Our news is largely provided by conglomerates focused on the bottom line, and they have figured out that shrill opinions and celebrity hype draw more eyes than do facts and substance. Fear, opinion and gossip are less expensive to manufacture and draw bigger audiences than the truth.
Seeking, processing and communicating information is something humans are hard-wired to do, and that has been no less an evolutionary advantage than opposable thumbs. Forming communities and sharing intelligence in a network have been key to human survival and evolution over eons. But our brains didn't evolve the way they did in order to process bland facts and false conspiracies.
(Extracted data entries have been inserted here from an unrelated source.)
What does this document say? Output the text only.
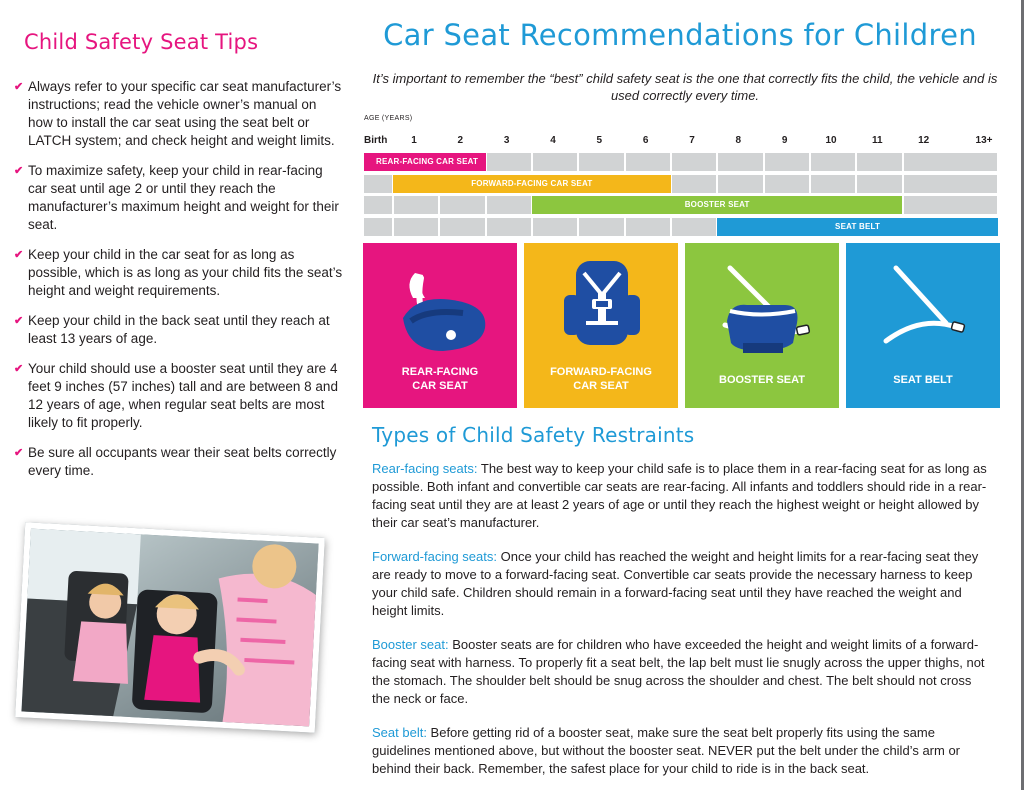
Child Safety Seat Tips
✔ Always refer to your specific car seat manufacturer’s instructions; read the vehicle owner’s manual on how to install the car seat using the seat belt or LATCH system; and check height and weight limits.
✔ To maximize safety, keep your child in rear-facing car seat until age 2 or until they reach the manufacturer’s maximum height and weight for their seat.
✔ Keep your child in the car seat for as long as possible, which is as long as your child fits the seat’s height and weight requirements.
✔ Keep your child in the back seat until they reach at least 13 years of age.
✔ Your child should use a booster seat until they are 4 feet 9 inches (57 inches) tall and are between 8 and 12 years of age, when regular seat belts are most likely to fit properly.
✔ Be sure all occupants wear their seat belts correctly every time.
Car Seat Recommendations for Children

It’s important to remember the “best” child safety seat is the one that correctly fits the child, the vehicle and is used correctly every time.

AGE (YEARS)
Birth 1	2	3	4	5	6	7	8	9	10	11	12	13+
REAR-FACING CAR SEAT
FORWARD-FACING CAR SEAT
BOOSTER SEAT
SEAT BELT
REAR-FACING
CAR SEAT
FORWARD-FACING
CAR SEAT	BOOSTER SEAT	SEAT BELT
Types of Child Safety Restraints

Rear-facing seats: The best way to keep your child safe is to place them in a rear-facing seat for as long as possible. Both infant and convertible car seats are rear-facing. All infants and toddlers should ride in a rear-facing seat until they are at least 2 years of age or until they reach the highest weight or height allowed by their car seat’s manufacturer.

Forward-facing seats: Once your child has reached the weight and height limits for a rear-facing seat they are ready to move to a forward-facing seat. Convertible car seats provide the necessary harness to keep your child safe. Children should remain in a forward-facing seat until they have reached the weight and height limits.

Booster seat: Booster seats are for children who have exceeded the height and weight limits of a forward-facing seat with harness. To properly fit a seat belt, the lap belt must lie snugly across the upper thighs, not the stomach. The shoulder belt should be snug across the shoulder and chest. The belt should not cross the neck or face.

Seat belt: Before getting rid of a booster seat, make sure the seat belt properly fits using the same guidelines mentioned above, but without the booster seat. NEVER put the belt under the child’s arm or behind their back. Remember, the safest place for your child to ride is in the back seat.
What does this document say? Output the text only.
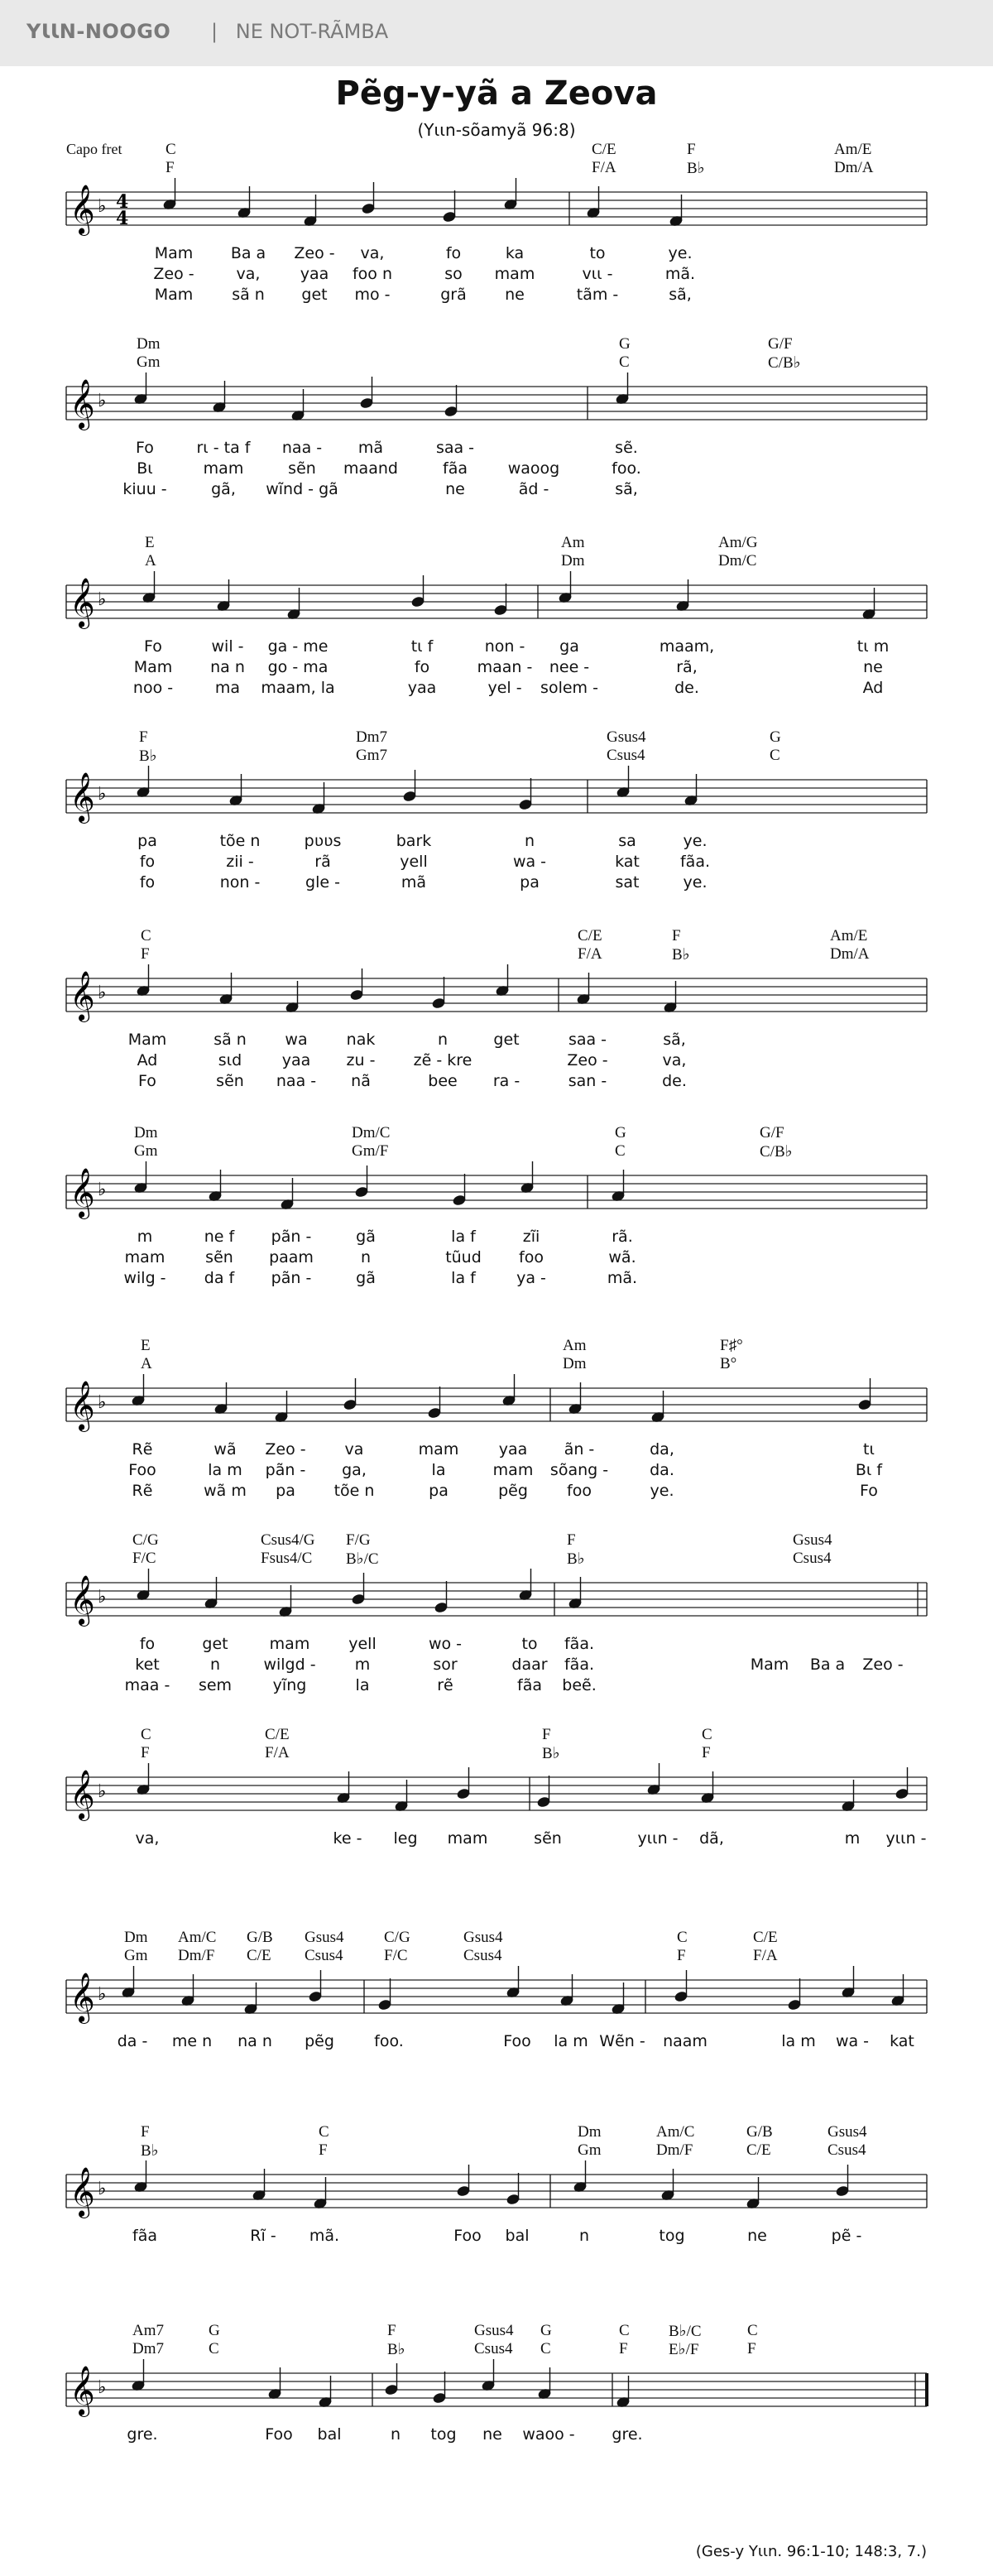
YƖƖN-NOOGO | NE NOT-RÃMBA
Pẽg-y-yã a Zeova
(Yɩɩn-sõamyã 96:8)
Capo fret	C	C/E	F	Am/E
F	F/A	B♭	Dm/A
𝄞 ♭ 4
4
Mam Ba a Zeo - va,	fo	ka	to	ye.
Zeo -	va,	yaa foo n	so mam	vɩɩ -	mã.
Mam sã n get mo -	grã ne	tãm -	sã,
Dm	G	G/F
Gm	C	C/B♭
𝄞 ♭
Fo	rɩ - ta f naa - mã	saa -	sẽ.
Bɩ	mam	sẽn maand	fãa	waoog	foo.
kiuu -	gã, wĩnd - gã	ne	ãd -	sã,
E	Am	Am/G
A	Dm	Dm/C
𝄞 ♭
Fo	wil - ga - me	tɩ f	non - ga	maam,	tɩ m
Mam na n go - ma	fo	maan - nee -	rã,	ne
noo -	ma maam, la	yaa	yel - solem -	de.	Ad
F	Dm7	Gsus4	G
B♭	Gm7	Csus4	C
𝄞 ♭
pa	tõe n	pʋʋs	bark	n	sa	ye.
fo	zii -	rã	yell	wa -	kat	fãa.
fo	non -	gle -	mã	pa	sat	ye.
C	C/E	F	Am/E
F	F/A	B♭	Dm/A
𝄞 ♭
Mam	sã n wa nak	n	get	saa -	sã,
Ad	sɩd	yaa zu - zẽ - kre	Zeo -	va,
Fo	sẽn naa - nã	bee ra -	san -	de.
Dm	Dm/C	G	G/F
Gm	Gm/F	C	C/B♭
𝄞 ♭
m	ne f pãn -	gã	la f	zĩi	rã.
mam	sẽn paam	n	tũud foo	wã.
wilg - da f pãn -	gã	la f	ya -	mã.
E	Am	F♯°
A	Dm	B°
𝄞 ♭
Rẽ	wã Zeo - va	mam	yaa ãn -	da,	tɩ
Foo	la m pãn - ga,	la	mam sõang -	da.	Bɩ f
Rẽ	wã m pa tõe n	pa	pẽg foo	ye.	Fo
C/G	Csus4/G F/G	F	Gsus4
F/C	Fsus4/C B♭/C	B♭	Csus4
𝄞 ♭
fo	get	mam yell	wo -	to fãa.
ket	n	wilgd - m	sor	daar fãa.	Mam Ba a Zeo -
maa - sem	yĩng	la	rẽ	fãa beẽ.
C	C/E	F	C
F	F/A	B♭	F
𝄞 ♭
va,	ke - leg mam	sẽn	yɩɩn - dã,	m yɩɩn -
Dm Am/C G/B Gsus4	C/G	Gsus4	C	C/E
Gm Dm/F C/E Csus4	F/C	Csus4	F	F/A
𝄞 ♭
da - me n na n pẽg	foo.	Foo la m Wẽn - naam	la m wa - kat
F	C	Dm	Am/C	G/B	Gsus4
B♭	F	Gm	Dm/F	C/E	Csus4
𝄞 ♭
fãa	Rĩ - mã.	Foo bal	n	tog	ne	pẽ -
Am7	G	F	Gsus4 G	C B♭/C	C
Dm7	C	B♭	Csus4 C	F	E♭/F	F
𝄞 ♭
gre.	Foo bal	n tog ne waoo - gre.
(Ges-y Yɩɩn. 96:1-10; 148:3, 7.)
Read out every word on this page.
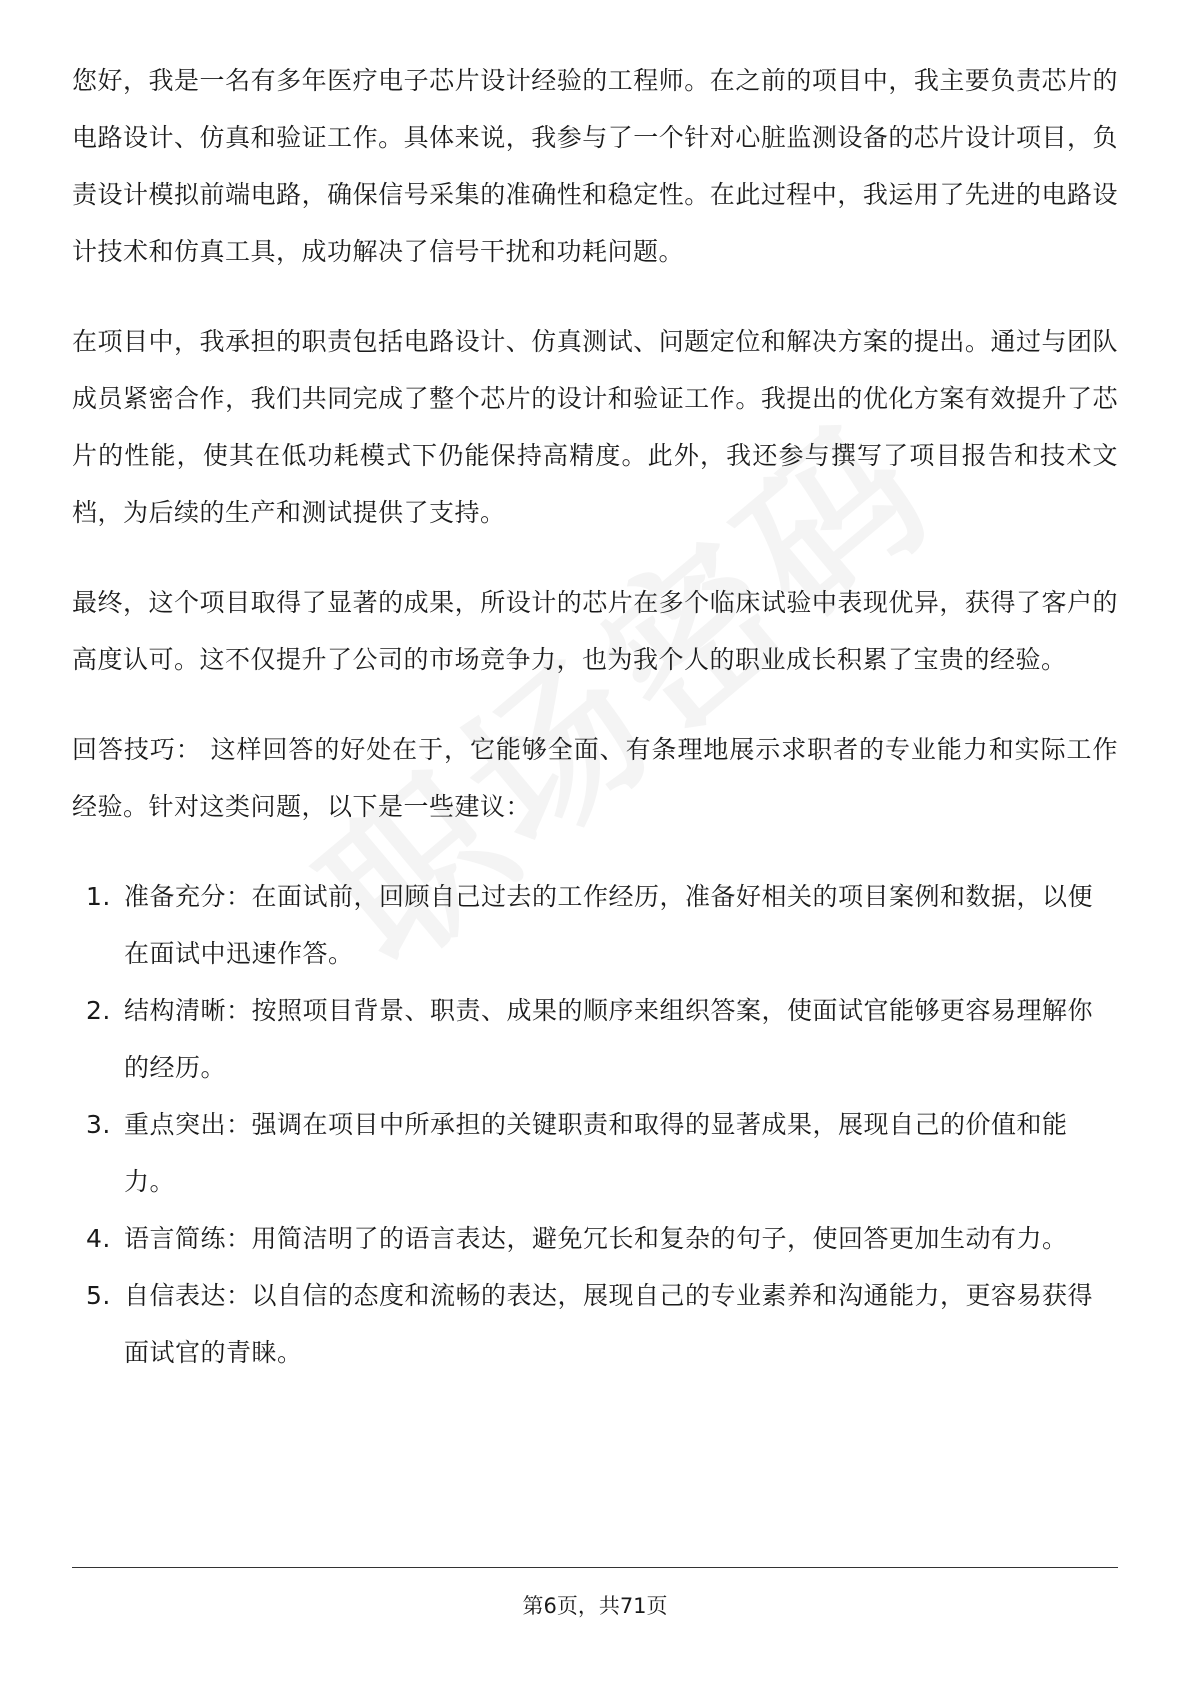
您好，我是一名有多年医疗电子芯片设计经验的工程师。在之前的项目中，我主要负责芯片的电路设计、仿真和验证工作。具体来说，我参与了一个针对心脏监测设备的芯片设计项目，负责设计模拟前端电路，确保信号采集的准确性和稳定性。在此过程中，我运用了先进的电路设计技术和仿真工具，成功解决了信号干扰和功耗问题。

在项目中，我承担的职责包括电路设计、仿真测试、问题定位和解决方案的提出。通过与团队成员紧密合作，我们共同完成了整个芯片的设计和验证工作。我提出的优化方案有效提升了芯片的性能，使其在低功耗模式下仍能保持高精度。此外，我还参与撰写了项目报告和技术文档，为后续的生产和测试提供了支持。

最终，这个项目取得了显著的成果，所设计的芯片在多个临床试验中表现优异，获得了客户的高度认可。这不仅提升了公司的市场竞争力，也为我个人的职业成长积累了宝贵的经验。

回答技巧： 这样回答的好处在于，它能够全面、有条理地展示求职者的专业能力和实际工作经验。针对这类问题，以下是一些建议：

1. 准备充分：在面试前，回顾自己过去的工作经历，准备好相关的项目案例和数据，以便在面试中迅速作答。
2. 结构清晰：按照项目背景、职责、成果的顺序来组织答案，使面试官能够更容易理解你的经历。
3. 重点突出：强调在项目中所承担的关键职责和取得的显著成果，展现自己的价值和能力。
4. 语言简练：用简洁明了的语言表达，避免冗长和复杂的句子，使回答更加生动有力。
5. 自信表达：以自信的态度和流畅的表达，展现自己的专业素养和沟通能力，更容易获得面试官的青睐。
第6页，共71页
It's a lot like our food diets. They, too, have changed in the last half-century, and for much the same reason. We are hard-wired to crave salt, sugar and fat, all of which were hard to come by in earlier eras. But in this age of plenty, at least in developed nations, industrialized food suppliers have filled supermarket aisles with delicious but unhealthful concoctions aimed at satisfying those cravings. Why? Because we buy them.
In the case of information, we're wired to seek out and retain facts that are essential to our survival. Instead, we're loading up on false information, and that can trigger fear instincts unnecessarily.
In Washington, fear born of ignorance is often on display. Not long ago, there was the guy who stood in front of the White House with a sign reading "Keep Your Government Hands Off My Medicare," and another in front of the recently closed Walter Reed Army Medical Center whose sign read "Enlist Here to Die for Halliburton." Neither sentiment makes much sense, but both the protesters probably believed they were highly informed.